Dancing on Arab graves

May 6, 1998
Issue 

Editorial: Dancing on Arab graves

Dancing on Arab graves

Television news viewers last week saw hundreds of thousands of Israelis fill the streets to celebrate the 50th anniversary of the state of Israel. As the cameras focused on boisterous, well-dressed young things boogieing the night away, voice-overs extolled the event as the culmination of a valiant and besieged people's long struggle to build an island of democracy in a sea of tyranny, forced to fight wars of self-defence as hostile Arab neighbours time and again threatened a small, isolated people with annihilation.

Three weeks earlier, another 50th anniversary passed with barely a murmur in Israel or international media dispatches. Like the true history of the bloody imposition of the state of Israel on the Palestinian people, Deir Yassin has been all but obliterated from official Israeli memory.

Deir Yassin was a small Arab village just outside Jerusalem. On April 9, 1948, a heavily armed squad of the Zionist settler militia, the Irgun, descended on the town. Its inhabitants were given 15 minutes to flee. With machine guns, grenades and knives, the Irgun assassins slaughtered 254 men, women and children.

In the aftermath of the World War II Nazi Holocaust against the Jewish population of Europe, the United States seized upon the tragedy — and manipulated world sympathy for the Jewish people's plight — to back the Zionist movement's goal of a Jewish state in Palestine. Washington's motive was the creation of a reliable pro-imperialist state to police the oil-rich region.

The founders of Israel popularised their colonisation with the slogan "A land without people for a people without land". That more than a million Palestinian Arabs lived there presented a problem for the US-backed Zionist movement.

The UN on November 29, 1947, voted to divide the British colony of Palestine into two states. The new Israeli state was granted 55% of the territory despite the fact that 70% of the population was Arab. The goal of the Zionist leaders was to make Israel an exclusively Jewish state.

Zionist militias, armed by the west, embarked on a terrorist campaign to drive Arabs from the Israeli state. In 1948, the Israeli army and the terrorist Irgun launched "Operation Dalet". They attacked Arab villages at night, burning and bombing houses, to drive the population away.

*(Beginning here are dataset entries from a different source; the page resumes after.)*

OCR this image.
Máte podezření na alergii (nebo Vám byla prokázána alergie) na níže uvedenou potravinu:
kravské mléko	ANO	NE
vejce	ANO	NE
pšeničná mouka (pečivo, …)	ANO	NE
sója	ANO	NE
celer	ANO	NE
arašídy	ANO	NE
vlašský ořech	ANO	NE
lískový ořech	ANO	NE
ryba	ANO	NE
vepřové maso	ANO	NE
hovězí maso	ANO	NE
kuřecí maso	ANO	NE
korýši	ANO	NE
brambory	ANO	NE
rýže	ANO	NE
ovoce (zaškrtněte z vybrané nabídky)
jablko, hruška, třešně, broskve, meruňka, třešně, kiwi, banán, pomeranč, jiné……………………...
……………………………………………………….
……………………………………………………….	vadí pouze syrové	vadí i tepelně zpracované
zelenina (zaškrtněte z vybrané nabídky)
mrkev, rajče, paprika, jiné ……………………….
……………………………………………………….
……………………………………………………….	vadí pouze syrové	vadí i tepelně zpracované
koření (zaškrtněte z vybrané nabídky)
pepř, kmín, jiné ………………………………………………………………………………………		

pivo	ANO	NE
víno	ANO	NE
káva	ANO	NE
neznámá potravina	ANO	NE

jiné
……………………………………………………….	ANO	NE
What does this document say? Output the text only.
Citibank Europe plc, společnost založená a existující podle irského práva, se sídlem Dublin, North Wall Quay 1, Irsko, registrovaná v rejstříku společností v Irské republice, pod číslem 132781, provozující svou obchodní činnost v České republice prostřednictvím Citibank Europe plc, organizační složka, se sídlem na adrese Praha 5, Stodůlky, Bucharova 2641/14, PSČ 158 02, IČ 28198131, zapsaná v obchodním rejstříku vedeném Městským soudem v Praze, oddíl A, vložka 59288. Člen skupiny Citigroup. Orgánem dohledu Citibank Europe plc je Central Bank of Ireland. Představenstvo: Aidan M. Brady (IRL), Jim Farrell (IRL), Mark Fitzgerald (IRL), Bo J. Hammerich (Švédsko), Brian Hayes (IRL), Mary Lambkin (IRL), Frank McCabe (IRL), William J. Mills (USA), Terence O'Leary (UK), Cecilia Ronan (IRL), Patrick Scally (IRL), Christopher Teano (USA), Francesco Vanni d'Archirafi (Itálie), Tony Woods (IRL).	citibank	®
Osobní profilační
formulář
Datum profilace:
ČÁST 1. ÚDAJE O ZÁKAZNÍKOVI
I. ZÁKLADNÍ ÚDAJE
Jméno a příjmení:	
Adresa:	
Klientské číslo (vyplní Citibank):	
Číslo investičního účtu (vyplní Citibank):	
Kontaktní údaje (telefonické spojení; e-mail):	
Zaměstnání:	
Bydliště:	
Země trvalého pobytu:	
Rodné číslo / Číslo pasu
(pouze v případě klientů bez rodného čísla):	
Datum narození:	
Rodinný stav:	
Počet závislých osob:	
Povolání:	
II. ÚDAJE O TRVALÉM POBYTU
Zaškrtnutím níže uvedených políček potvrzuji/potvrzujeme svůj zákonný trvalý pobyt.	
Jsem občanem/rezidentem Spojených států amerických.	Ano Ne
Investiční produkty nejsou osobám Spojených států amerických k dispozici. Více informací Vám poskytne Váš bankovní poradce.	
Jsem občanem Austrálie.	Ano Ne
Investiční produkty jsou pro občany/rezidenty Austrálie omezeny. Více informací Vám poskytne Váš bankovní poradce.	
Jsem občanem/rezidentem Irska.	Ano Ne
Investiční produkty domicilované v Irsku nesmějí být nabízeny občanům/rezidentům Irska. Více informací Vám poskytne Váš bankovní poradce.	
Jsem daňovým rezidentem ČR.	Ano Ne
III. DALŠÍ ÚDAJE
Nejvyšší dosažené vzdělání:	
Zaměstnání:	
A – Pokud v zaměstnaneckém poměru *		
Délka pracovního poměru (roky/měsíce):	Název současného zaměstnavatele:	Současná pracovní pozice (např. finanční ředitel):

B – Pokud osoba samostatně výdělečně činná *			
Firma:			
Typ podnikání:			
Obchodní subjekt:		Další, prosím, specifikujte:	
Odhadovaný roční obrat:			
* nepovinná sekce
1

With the Deir Yassin massacre, the Zionist campaign reached a hideous new level. Deir Yassin, and many other deadly attacks like it, was a warning to Arabs that to stay in Israel meant risking their lives.

By the end of 1948, more than 750,000 Palestinian Arabs had been driven out of Israel — their land and homes stolen and redistributed to settlers — and the Israeli state controlled 80% of Palestine.

Israel was founded on this brutal and deliberate dispossession. Those who remained are treated as second class citizens. Today, more than 3 million Palestinians and their descendants remain in exile, refused the right to return to their country.

Since 1948, in a series of US-backed wars, the expansionist Zionist state has seized the remainder of Palestine — the West Bank and Gaza —, Syria's Golan Heights, Egypt's Sinai and a large chunk of southern Lebanon. Tel Aviv has launched military attacks on virtually all its Arab neighbours at one time or another. That the Deir Yassin massacre was no aberration was confirmed during the 1982 invasion of Lebanon, when the Israeli army permitted its Lebanese quislings to massacre 2000 Palestinians at the Sabra and Shatila refugee camps.

Israel's expansionist policy continues. During last week's celebrations, revellers chanted "Build! Build! Build!" in support of the Netanyahu government's backing for continued construction of Israeli settlements on Arab land, ignoring the protests of the Palestinian Authority of Yasser Arafat.

Box Text = The scenes of delirious dancers and sombre military ceremonies broadcast around the world are meant to obscure the truth that modern Israel is built upon Arab graves and stolen land.

Palestine will know peace only when all people who inhabit it share full political, economic and social equality, and all Palestinians who wish to return are given the right to do so.